Winston Churchill once very famously remarked, “India is as much a nation as the equator is a place”. A recent guest session by Praveen Chakravarty at Ashoka also took up a question on similar lines- “Is India really one nation?” He tried to answer it by rephrasing the question in his own way- “Does India vote as one nation?” What ensued in the lecture was an enlightening debate over regional political trends and the blind spots that our media falls prey to.

The lecture highlighted the “national” waves of sympathy or anger that erupted in 1977, 1984, 1989, and in the 2014 elections. We discovered facts that led us to question whether it was justified to call these waves a “national” phenomenon, as, evidently there was no single trend which was common in the entire nation (read India) in any of these major elections.

Mr. Chakravarty then steered the conversation to the question whether voters are smart or not.
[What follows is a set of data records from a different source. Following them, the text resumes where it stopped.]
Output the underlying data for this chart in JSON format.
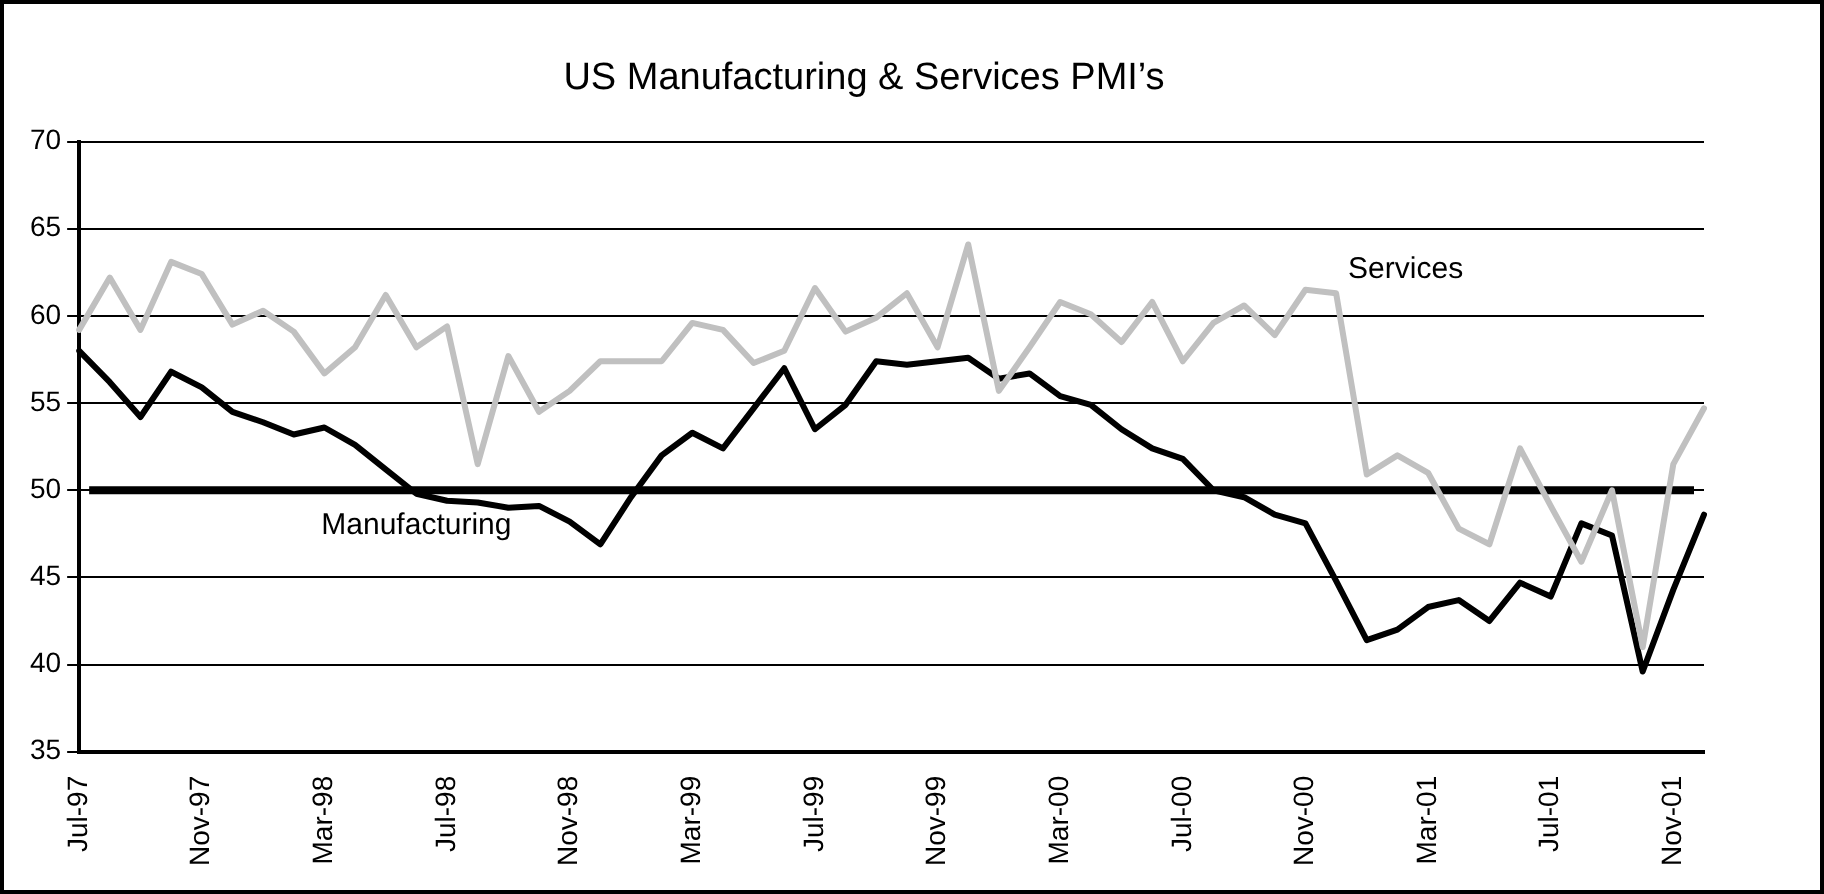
{
  "chart_data": {
    "type": "line",
    "title": "US Manufacturing & Services PMI’s",
    "categories": [
      "Jul-97",
      null,
      null,
      null,
      "Nov-97",
      null,
      null,
      null,
      "Mar-98",
      null,
      null,
      null,
      "Jul-98",
      null,
      null,
      null,
      "Nov-98",
      null,
      null,
      null,
      "Mar-99",
      null,
      null,
      null,
      "Jul-99",
      null,
      null,
      null,
      "Nov-99",
      null,
      null,
      null,
      "Mar-00",
      null,
      null,
      null,
      "Jul-00",
      null,
      null,
      null,
      "Nov-00",
      null,
      null,
      null,
      "Mar-01",
      null,
      null,
      null,
      "Jul-01",
      null,
      null,
      null,
      "Nov-01",
      null
    ],
    "series": [
      {
        "name": "Manufacturing",
        "color": "#000000",
        "values": [
          58.0,
          56.2,
          54.2,
          56.8,
          55.9,
          54.5,
          53.9,
          53.2,
          53.6,
          52.6,
          51.2,
          49.8,
          49.4,
          49.3,
          49.0,
          49.1,
          48.2,
          46.9,
          49.6,
          52.0,
          53.3,
          52.4,
          54.7,
          57.0,
          53.5,
          54.9,
          57.4,
          57.2,
          57.4,
          57.6,
          56.4,
          56.7,
          55.4,
          54.9,
          53.5,
          52.4,
          51.8,
          50.0,
          49.6,
          48.6,
          48.1,
          44.8,
          41.4,
          42.0,
          43.3,
          43.7,
          42.5,
          44.7,
          43.9,
          48.1,
          47.4,
          39.6,
          44.3,
          48.6
        ]
      },
      {
        "name": "Services",
        "color": "#c0c0c0",
        "values": [
          59.2,
          62.2,
          59.2,
          63.1,
          62.4,
          59.5,
          60.3,
          59.1,
          56.7,
          58.2,
          61.2,
          58.2,
          59.4,
          51.5,
          57.7,
          54.5,
          55.7,
          57.4,
          57.4,
          57.4,
          59.6,
          59.2,
          57.3,
          58.0,
          61.6,
          59.1,
          59.9,
          61.3,
          58.2,
          64.1,
          55.7,
          58.2,
          60.8,
          60.1,
          58.5,
          60.8,
          57.4,
          59.6,
          60.6,
          58.9,
          61.5,
          61.3,
          50.9,
          52.0,
          51.0,
          47.8,
          46.9,
          52.4,
          49.1,
          45.9,
          50.0,
          41.0,
          51.5,
          54.7
        ]
      }
    ],
    "ylim": [
      35,
      70
    ],
    "yticks": [
      35,
      40,
      45,
      50,
      55,
      60,
      65,
      70
    ],
    "grid": "y",
    "legend": false,
    "marker": "none",
    "line_style": "solid",
    "ref_lines": [
      {
        "axis": "y",
        "value": 50,
        "color": "#000000"
      }
    ]
  }
}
Based on the data which he had analysed over years, he showed us how seemingly insignificant factors like the time difference between the central and state elections play a crucial role in determining their outcome. Particularly interesting was deconstructing way the number of individual candidates increased with every election, even as it became increasingly difficult for them to win against a well-established political party.
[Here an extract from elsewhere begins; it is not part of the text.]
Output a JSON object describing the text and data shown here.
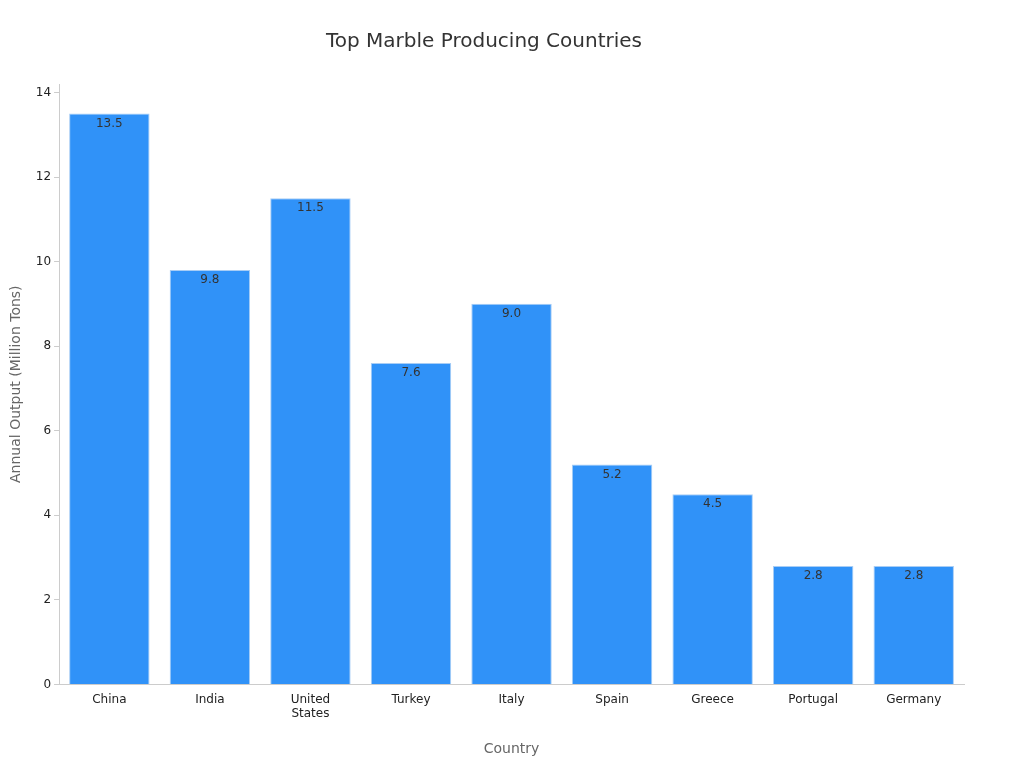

Campaigning of elections without social media is unavoidable in today’s day and age. Mr. Chakravarty shared an interesting analysis of social media penetration during elections and interrogated whether it had the reach to actually influence outcomes in Indian elections. Why was it a Modi campaign, and not a BJP campaign? If social media was so important, why didn’t the other parties come up with a similarly effective campaign of their own? Do we tend to generalize just because one person had a huge impact on social media? These were some questions which were thrown out for discussion, and both sides of the debate saw some great arguments from Mr. Chakravarty and the audience comprising the Young India Fellows and the Undergraduate students.

If there was one thing you had to take away from the session, it was the realisation that data has no colour, and hence should be the only measure to identify trends. We should not get blown away by short sighted conclusions derived by the media, as they often tend to be- intentionally or unintentionally- misinformed.